It’s been a long time since the last blogpost, but that doesn’t mean that there haven’t been any progress. On the contrary, a bunch of new features from WebRTC 1.0 have been implemented and the upstreaming to the official WebKit repository is complete. Let’s start by looking at a new feature.
One major update is the introduction of the RTCRtpTranscevier object. It ties together an RTCRtpSender and an RTCRtpReceiver and represents a media description, also known as a “m= line”, in SDP. When you do addTrack() and get an RTCRtpSender, an RTCRtpTransceiver is also created automatically. With the transceiver, you also get an RTCRtpReceiver with a track, representing incoming media, that you can start rendering right away, but it will remain muted until you have negotiated media with the remote peer.
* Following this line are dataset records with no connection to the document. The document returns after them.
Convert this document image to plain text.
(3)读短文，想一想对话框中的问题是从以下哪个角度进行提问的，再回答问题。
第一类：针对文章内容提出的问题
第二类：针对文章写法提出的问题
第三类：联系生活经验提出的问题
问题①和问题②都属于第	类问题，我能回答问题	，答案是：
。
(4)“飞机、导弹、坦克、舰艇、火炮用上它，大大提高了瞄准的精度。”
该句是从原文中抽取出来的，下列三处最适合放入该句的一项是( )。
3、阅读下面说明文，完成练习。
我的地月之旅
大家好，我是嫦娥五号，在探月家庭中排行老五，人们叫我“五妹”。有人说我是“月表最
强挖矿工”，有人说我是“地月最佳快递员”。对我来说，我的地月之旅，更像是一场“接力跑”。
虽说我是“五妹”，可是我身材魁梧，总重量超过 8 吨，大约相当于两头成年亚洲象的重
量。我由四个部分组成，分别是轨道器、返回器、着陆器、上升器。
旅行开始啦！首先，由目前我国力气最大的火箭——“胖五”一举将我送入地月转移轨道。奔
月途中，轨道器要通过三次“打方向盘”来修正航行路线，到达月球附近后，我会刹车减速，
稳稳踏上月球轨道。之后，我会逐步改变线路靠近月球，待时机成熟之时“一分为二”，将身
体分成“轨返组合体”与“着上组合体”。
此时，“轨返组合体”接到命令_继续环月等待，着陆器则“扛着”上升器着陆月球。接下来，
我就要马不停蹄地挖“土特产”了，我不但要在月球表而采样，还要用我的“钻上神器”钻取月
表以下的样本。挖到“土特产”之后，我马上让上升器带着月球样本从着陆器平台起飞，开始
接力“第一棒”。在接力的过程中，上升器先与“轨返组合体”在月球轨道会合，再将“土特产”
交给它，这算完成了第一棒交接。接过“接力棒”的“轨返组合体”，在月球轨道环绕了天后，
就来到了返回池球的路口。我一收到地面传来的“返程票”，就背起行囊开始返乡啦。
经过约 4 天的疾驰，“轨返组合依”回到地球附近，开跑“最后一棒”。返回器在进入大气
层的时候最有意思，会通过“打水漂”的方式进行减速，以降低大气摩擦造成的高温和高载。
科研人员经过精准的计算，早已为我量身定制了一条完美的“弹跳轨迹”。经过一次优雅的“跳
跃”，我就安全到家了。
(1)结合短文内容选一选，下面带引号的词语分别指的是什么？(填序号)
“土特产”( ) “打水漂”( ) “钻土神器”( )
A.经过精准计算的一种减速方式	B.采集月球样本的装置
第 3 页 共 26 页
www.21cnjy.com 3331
There’s also a dedicated API, addTransceiver(), to work directly with transceivers. This API lets you do more advanced stuff like offering to receive five video tracks without sending any video yourself.
As described in previous blogposts, we have kept our experimental code in a fork of WebKit, but the intention has always been to upstream and work in the main WebKit repository. We are happy to say that we have reached a point where we can retire our fork and continue the development upstream. This means that you will get all our code when you do a regular checkout, or clone, of WebKit. We will keep the fork around for a while since it still contains some experimental code and hacks that we want to keep easily accessible.
Finally, some other great news. Philippe and Alex (Igalia) decided make the WebKit GTK+ MiniBrowser work in the wild with some real WebRTC-based services. As of this time, they have AppRTC and appear.in working.